Making mathematics more accessible: Meet Donald Robertson

Donald Robertson, Senior Lecturer in the Department of Mathematics, has developed an innovative tool to improve how mathematical content is presented and accessed online. Recently nominated for a Distinguished Achievement Award, we spoke to Donald about the inspiration behind his work and what it could mean for the future of accessible teaching.

You’ve developed a tool to make mathematical materials more accessible. What inspired you to work on this?

It’s something I’d been interested in for quite a while. Partly it was about making mathematics more accessible to as many people as possible, but it was also an interesting technical challenge. I’ve worked with both LaTeX and web technologies before and this felt like a natural way to bring those together in a way that could benefit students.

How does your tool improve the way students access mathematical content?

Traditionally, mathematical content is written in LaTeX and then converted into a PDF. That works well for producing high-quality documents, especially for printing, but PDFs aren’t always ideal for reading on a screen. They can be difficult to navigate, especially when zooming, and they don’t always work well with assistive technologies like screen readers. What this tool does is convert that same content into a web page format instead. That makes it much easier to read on different devices, particularly phones and tablets, and it’s more compatible with accessibility tools.
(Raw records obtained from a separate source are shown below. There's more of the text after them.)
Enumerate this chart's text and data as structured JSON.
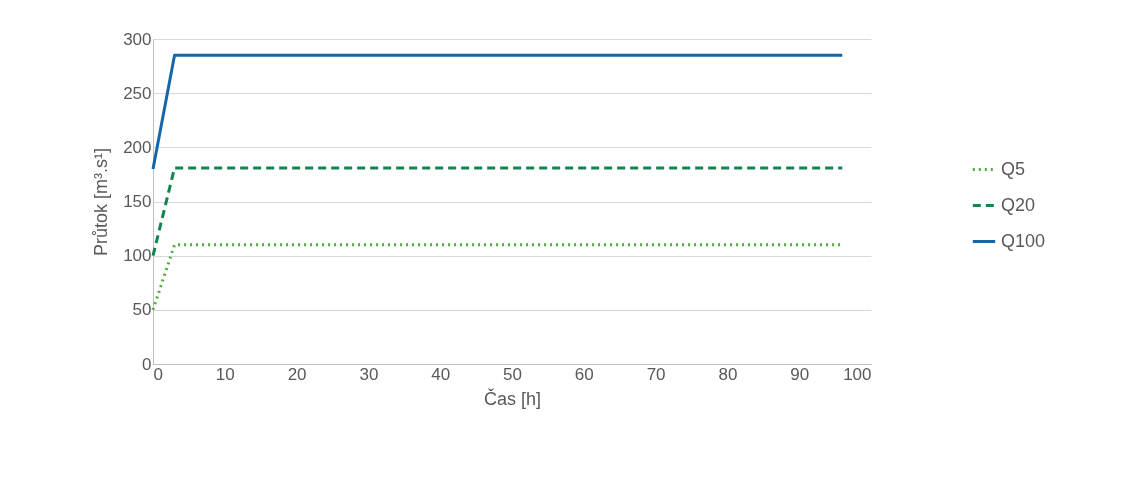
{
  "chart_data": {
    "type": "line",
    "xlabel": "Čas [h]",
    "ylabel": "Průtok [m³.s¹]",
    "xlim": [
      0,
      100
    ],
    "xticks": [
      0,
      10,
      20,
      30,
      40,
      50,
      60,
      70,
      80,
      90,
      100
    ],
    "ylim": [
      0,
      300
    ],
    "yticks": [
      0,
      50,
      100,
      150,
      200,
      250,
      300
    ],
    "grid": "y",
    "legend": "right",
    "series": [
      {
        "name": "Q5",
        "color": "#4eae3c",
        "line_style": "dotted",
        "x": [
          0,
          3,
          96
        ],
        "values": [
          50,
          110,
          110
        ]
      },
      {
        "name": "Q20",
        "color": "#13834f",
        "line_style": "dashed",
        "x": [
          0,
          3,
          96
        ],
        "values": [
          100,
          181,
          181
        ]
      },
      {
        "name": "Q100",
        "color": "#1566a8",
        "line_style": "solid",
        "x": [
          0,
          2,
          3,
          96
        ],
        "values": [
          180,
          250,
          285,
          285
        ]
      }
    ]
  }
}
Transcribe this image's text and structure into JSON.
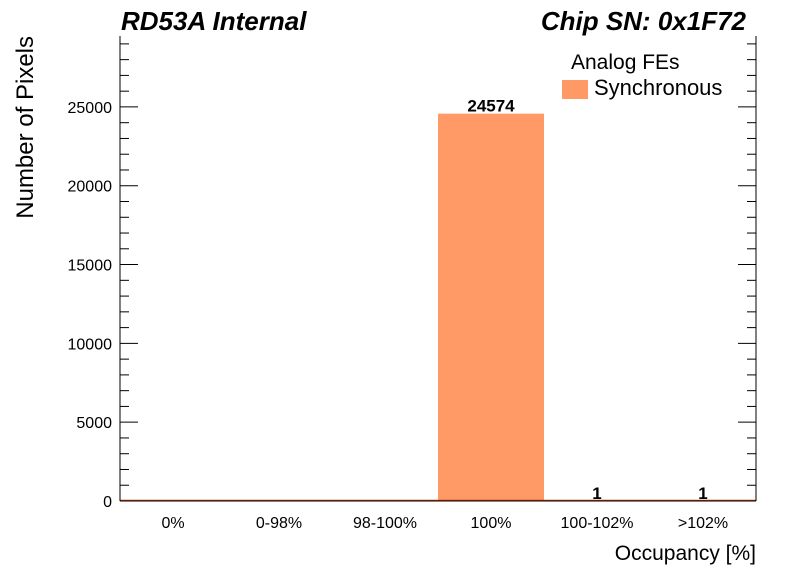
{
  "header": {
    "left_title": "RD53A Internal",
    "right_title": "Chip SN: 0x1F72"
  },
  "colors": {
    "bar": "#ff9966",
    "axis": "#000000",
    "baseline": "#cc3300"
  },
  "chart_data": {
    "type": "bar",
    "categories": [
      "0%",
      "0-98%",
      "98-100%",
      "100%",
      "100-102%",
      ">102%"
    ],
    "series": [
      {
        "name": "Synchronous",
        "values": [
          0,
          0,
          0,
          24574,
          1,
          1
        ]
      }
    ],
    "data_labels": [
      "",
      "",
      "",
      "24574",
      "1",
      "1"
    ],
    "xlabel": "Occupancy [%]",
    "ylabel": "Number of Pixels",
    "ylim": [
      0,
      29500
    ],
    "yticks": [
      0,
      5000,
      10000,
      15000,
      20000,
      25000
    ],
    "legend": {
      "title": "Analog FEs",
      "placement": "top-right"
    },
    "grid": false
  }
}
Improving how content is presented can benefit many different students, not just those using assistive technologies

Why is moving beyond PDFs an important step for accessibility?
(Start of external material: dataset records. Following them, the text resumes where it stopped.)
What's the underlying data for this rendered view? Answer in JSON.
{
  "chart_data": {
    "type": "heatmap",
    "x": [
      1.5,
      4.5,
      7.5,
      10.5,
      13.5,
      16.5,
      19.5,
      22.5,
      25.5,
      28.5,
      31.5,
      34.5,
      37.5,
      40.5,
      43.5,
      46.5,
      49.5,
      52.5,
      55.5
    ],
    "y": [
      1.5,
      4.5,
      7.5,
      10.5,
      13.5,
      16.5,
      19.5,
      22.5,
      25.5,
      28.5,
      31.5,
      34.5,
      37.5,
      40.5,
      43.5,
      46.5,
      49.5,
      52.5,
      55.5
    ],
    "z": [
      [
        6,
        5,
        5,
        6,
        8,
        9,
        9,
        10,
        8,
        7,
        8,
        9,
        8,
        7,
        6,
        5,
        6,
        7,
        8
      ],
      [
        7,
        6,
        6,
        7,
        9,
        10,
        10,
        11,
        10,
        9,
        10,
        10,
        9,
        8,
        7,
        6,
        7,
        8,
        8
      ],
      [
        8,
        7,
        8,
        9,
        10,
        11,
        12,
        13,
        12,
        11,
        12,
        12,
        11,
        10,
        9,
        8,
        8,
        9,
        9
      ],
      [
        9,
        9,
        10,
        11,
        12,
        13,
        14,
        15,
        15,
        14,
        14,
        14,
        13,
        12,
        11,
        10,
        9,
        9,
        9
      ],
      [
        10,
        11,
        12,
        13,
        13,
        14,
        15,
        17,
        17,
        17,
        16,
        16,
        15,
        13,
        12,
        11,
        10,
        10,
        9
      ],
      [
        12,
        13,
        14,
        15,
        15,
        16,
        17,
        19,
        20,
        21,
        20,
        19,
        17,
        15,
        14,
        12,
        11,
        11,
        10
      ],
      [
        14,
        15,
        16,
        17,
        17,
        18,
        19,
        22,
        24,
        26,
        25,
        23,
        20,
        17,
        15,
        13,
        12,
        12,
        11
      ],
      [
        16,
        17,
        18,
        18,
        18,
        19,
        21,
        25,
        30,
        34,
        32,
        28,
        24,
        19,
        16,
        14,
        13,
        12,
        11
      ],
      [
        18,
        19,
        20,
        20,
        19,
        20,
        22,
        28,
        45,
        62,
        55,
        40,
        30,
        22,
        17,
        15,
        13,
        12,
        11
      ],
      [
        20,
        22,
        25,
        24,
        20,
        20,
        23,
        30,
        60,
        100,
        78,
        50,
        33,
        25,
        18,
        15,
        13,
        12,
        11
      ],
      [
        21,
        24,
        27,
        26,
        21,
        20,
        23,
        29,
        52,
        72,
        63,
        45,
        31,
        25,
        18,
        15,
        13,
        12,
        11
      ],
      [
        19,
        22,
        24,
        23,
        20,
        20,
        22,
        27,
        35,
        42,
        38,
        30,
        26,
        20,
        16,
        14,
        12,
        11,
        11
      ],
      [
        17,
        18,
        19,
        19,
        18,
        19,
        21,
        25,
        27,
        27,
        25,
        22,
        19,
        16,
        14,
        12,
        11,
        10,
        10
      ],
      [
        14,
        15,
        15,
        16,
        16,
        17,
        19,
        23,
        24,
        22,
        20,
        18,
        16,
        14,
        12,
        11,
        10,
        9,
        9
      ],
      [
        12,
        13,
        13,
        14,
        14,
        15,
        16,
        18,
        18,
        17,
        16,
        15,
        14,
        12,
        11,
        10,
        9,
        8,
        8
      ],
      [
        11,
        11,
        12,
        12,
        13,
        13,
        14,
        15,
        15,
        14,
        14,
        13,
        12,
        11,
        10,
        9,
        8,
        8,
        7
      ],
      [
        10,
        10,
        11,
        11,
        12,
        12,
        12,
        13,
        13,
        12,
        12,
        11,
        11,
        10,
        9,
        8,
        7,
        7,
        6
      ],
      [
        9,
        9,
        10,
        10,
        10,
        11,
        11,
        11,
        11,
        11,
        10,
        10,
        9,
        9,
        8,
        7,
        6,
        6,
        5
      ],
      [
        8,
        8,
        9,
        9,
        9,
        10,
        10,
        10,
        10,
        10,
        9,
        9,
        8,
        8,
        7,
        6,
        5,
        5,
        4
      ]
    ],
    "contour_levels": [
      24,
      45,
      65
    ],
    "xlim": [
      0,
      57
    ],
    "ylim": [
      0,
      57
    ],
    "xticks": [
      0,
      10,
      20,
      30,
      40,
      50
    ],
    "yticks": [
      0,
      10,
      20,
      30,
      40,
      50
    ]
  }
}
One of the key issues is how screen readers interpret mathematical content. In a PDF, equations are often not recognised properly, so the software can struggle to read them aloud in a meaningful way. That creates a real barrier for students with visual impairments. By presenting content as a web page instead, we can structure it in a way that makes it more interpretable for these technologies. That was one of the main motivations early on, although I’ve since realised there are wider benefits too.

How did the project develop from an idea to something students are now using?

It started through a working group in the Mathematics Department who were looking at accessibility in teaching. I began exploring whether there were existing tools that could do what I had in mind but I didn’t find anything that quite worked the way I wanted. So I decided to try building something myself. It’s been an ongoing project over the past couple of years – working on it when I could and improving it bit by bit. Now it’s being used in some of our modules, including a large first-year unit with around 550 students as well as a couple of third-year courses, and in collaboration with FSE eLearning there is an online interface to make it easier for colleagues to use the tool.

What has the response been like from staff and students?

Feedback from staff has been really valuable, especially because everyone writes LaTeX slightly differently. When something doesn’t work, I can use that to improve the tool. From the student side, I’ve seen it being used in tutorials often on phones or tablets. That suggests it’s offering something useful, particularly because web pages are generally easier to navigate on those devices than PDFs.

We need to keep thinking about how we present all types of content accessibly, not just equations

What have you learned through working on accessibility in mathematics?

Initially, I was focused on helping students with visual impairments access equations more easily. But as I’ve worked on this more, I’ve realised accessibility is broader than that. Improving how content is presented can benefit many different students, not just those using assistive technologies.There’s also a lot more to be done. For example, diagrams and graphs are still a challenge. Describing those in a meaningful way for someone who can’t see them is quite complex and it’s something we need to think more carefully about.

What do you see as the next steps for this work?

There’s still plenty to improve in the tool itself and it needs more testing and ongoing development. The more people use it, the better it can become. More broadly, I think we need to keep thinking about how we present all types of content accessibly, not just equations. That includes figures, diagrams and other visual elements that are central to how we teach subjects like mathematics.

Finally, how long have you worked at the University?

I joined the University in January 2020 just before everything moved online during the pandemic. Before that I spent about 11 years in the US completing my PhD and postdoctoral research. It was an unusual time to start, but it highlighted how important good digital resources are for teaching and learning.